Updated

On this day, Feb. 14 …

1929: “The St. Valentine’s Day Massacre” - Seven members and associates of Chicago's North Side Gang are gunned down in a hail of bullets resembling a firing squad. Al Capone is widely believed to have ordered the hit but is never officially tied to the killings.

Also on this day:

  • 1876: Inventors Alexander Graham Bell and Elisha Gray apply separately for patents related to the telephone. (The U.S. Supreme Court eventually rules Bell the rightful inventor.)
  • 1913: Labor leader Jimmy Hoffa is born in Brazil, Ind.
  • 1920: The League of Women Voters is founded by Carrie Chapman Catt in Chicago during the convention of the National American Woman Suffrage Association.
  • 1931: The original "Dracula" film starring Bela Lugosi is released.
  • 1948: NASCAR holds its first race for modified stock cars on a 3.2 mile-course at Daytona Beach, Fla.
  • 1954: Sen. John F. Kennedy, D-Mass., appears on "Meet the Press" for the first time.
  • 1962: First Lady Jacqueline Kennedy gives a tour of the White House shown on television which 3 out of 4 Americans watch.
  • 1967: Aretha Franklin records her cover of Otis Redding’s “Respect” at Atlantic Records in New York City.
  • 1984: Great Britain's Jayne Torvill and Christopher Dean win the Olympic ice skating championship with the free dance performance of Ravel's "Bolero."
  • 1989: Ayatollah Ruhollah Khomeini, the first Supreme Leader of Iran, issues a death sentence on British writer Salman Rushdie for his authorship of the book "Satanic Verses."
  • 2005:  A terrorist bomb in West Beirut kills nine, including former Lebanese Prime Minister Rafik Hariri, in an apparent assassination.
  • 2013: Oscar Pistorius, who had recently competed in both the Olympics and Paralympics as a runner, is arrested over the shooting death of his model/actress girlfriend Reeva Steenkamp. (He is currently serving a 13-year prison term for culpable homicide.)
  • 2014: A federal judge in Virginia overturned the state's ban on gay marriage.

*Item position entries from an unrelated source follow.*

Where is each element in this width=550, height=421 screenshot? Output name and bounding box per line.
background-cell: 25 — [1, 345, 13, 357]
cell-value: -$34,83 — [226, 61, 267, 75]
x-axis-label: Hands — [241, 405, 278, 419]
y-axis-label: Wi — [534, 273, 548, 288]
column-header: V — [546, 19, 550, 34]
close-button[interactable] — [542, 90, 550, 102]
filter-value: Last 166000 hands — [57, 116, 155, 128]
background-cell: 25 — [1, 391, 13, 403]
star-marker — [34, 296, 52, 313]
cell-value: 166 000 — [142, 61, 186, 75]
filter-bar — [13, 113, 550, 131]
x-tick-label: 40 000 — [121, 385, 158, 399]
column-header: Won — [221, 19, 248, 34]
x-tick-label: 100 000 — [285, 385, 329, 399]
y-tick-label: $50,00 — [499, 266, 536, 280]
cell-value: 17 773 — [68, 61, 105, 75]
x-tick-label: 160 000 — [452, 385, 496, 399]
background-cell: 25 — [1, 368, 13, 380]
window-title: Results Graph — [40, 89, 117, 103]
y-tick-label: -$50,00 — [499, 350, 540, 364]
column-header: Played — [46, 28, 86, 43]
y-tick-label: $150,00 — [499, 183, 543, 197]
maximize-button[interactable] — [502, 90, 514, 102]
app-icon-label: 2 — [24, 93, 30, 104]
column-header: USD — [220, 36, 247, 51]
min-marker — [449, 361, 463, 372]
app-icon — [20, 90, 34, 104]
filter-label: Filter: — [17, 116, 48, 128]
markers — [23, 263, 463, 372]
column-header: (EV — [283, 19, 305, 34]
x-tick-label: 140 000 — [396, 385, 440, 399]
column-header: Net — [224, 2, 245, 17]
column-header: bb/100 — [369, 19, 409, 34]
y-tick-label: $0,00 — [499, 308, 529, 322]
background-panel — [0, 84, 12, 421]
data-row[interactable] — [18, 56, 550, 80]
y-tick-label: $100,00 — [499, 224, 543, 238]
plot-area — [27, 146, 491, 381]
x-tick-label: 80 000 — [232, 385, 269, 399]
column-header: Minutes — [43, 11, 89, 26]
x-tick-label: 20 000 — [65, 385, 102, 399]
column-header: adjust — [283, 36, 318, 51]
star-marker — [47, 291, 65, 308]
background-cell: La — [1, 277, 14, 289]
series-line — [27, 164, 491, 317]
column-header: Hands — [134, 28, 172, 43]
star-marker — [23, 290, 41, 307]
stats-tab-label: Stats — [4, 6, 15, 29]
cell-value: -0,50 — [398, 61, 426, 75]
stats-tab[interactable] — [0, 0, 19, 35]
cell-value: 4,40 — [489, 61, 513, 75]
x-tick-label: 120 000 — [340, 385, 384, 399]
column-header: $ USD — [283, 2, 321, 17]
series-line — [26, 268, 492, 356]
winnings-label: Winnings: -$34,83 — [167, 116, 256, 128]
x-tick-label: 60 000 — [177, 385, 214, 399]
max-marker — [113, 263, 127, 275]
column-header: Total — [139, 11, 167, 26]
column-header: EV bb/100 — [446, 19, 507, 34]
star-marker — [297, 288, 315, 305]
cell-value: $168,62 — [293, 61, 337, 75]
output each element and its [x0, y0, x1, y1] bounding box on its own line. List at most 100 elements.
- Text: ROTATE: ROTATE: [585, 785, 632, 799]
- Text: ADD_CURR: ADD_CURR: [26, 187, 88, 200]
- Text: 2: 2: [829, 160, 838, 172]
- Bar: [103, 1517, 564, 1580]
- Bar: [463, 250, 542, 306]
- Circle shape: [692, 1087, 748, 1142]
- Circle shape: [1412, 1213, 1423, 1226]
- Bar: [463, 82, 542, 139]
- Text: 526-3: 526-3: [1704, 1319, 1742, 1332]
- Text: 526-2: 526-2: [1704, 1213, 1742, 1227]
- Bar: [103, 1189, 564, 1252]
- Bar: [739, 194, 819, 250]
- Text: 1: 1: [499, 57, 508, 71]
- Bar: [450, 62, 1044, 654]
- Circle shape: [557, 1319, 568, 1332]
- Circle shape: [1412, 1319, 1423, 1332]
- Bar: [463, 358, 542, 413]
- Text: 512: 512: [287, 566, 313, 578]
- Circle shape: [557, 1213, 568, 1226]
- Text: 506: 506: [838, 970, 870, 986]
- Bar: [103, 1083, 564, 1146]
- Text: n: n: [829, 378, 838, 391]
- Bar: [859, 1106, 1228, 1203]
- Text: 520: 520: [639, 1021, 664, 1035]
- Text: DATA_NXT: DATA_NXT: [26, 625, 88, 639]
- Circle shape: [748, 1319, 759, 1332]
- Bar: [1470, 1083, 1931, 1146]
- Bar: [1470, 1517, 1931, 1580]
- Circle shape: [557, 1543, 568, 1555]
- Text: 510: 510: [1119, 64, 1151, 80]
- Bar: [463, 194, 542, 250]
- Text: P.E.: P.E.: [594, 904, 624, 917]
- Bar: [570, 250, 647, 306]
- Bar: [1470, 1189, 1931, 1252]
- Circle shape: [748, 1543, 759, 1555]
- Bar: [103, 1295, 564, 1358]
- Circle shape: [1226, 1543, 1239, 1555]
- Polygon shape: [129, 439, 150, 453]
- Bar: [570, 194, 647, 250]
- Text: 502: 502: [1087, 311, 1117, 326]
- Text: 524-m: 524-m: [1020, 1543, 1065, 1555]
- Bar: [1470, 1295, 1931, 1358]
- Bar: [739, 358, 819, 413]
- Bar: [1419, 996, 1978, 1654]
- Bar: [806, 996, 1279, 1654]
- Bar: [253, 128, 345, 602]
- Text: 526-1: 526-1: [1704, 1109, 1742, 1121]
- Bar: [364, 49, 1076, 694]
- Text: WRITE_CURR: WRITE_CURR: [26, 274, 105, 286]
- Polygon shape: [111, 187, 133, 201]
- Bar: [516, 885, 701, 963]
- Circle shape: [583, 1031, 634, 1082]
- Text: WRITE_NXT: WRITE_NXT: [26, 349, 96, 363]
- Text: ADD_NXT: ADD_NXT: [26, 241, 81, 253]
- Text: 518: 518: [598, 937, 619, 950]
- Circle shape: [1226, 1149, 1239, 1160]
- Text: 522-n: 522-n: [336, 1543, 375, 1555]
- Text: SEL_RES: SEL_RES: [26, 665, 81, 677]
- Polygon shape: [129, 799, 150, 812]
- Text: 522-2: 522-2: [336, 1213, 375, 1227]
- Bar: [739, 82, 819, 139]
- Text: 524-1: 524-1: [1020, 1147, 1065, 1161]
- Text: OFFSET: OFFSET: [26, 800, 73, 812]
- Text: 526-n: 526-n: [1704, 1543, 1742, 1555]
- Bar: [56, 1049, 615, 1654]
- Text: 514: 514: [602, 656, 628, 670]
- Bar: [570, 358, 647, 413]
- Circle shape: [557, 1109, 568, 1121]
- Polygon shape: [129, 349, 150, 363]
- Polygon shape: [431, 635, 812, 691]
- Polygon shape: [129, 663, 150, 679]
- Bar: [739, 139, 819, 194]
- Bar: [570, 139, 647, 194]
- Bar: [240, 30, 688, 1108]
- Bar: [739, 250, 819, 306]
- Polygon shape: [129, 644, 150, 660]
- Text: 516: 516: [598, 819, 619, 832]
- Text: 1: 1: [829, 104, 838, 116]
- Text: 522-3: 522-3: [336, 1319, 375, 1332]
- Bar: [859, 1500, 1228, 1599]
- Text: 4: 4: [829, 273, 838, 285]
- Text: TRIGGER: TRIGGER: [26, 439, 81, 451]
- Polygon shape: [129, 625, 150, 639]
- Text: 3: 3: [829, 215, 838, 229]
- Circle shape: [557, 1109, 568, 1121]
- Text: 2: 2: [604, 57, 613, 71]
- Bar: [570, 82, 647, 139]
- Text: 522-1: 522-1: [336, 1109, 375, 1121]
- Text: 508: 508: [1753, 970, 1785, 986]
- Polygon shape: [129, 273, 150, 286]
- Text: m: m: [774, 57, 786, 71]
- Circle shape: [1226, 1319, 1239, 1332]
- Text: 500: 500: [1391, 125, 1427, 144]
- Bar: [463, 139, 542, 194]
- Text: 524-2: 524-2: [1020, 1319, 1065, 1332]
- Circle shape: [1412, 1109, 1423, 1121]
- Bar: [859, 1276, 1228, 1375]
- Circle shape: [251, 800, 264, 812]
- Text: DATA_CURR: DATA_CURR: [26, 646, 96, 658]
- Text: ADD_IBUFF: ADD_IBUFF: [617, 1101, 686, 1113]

This decision marks the first time that a gay marriage ban had been overturned in a Southern state.
  • 2018: A gunman identified as a former student opened fire with a semi-automatic rifle at Marjory Stoneman Douglas High School near Fort Lauderdale, Fla., killing 17 people in the nation’s deadliest school shooting since the attack in Newtown, Connecticut, more than five years earlier.
  • 2019: William Barr is sworn in for his second stint as U.S. attorney general.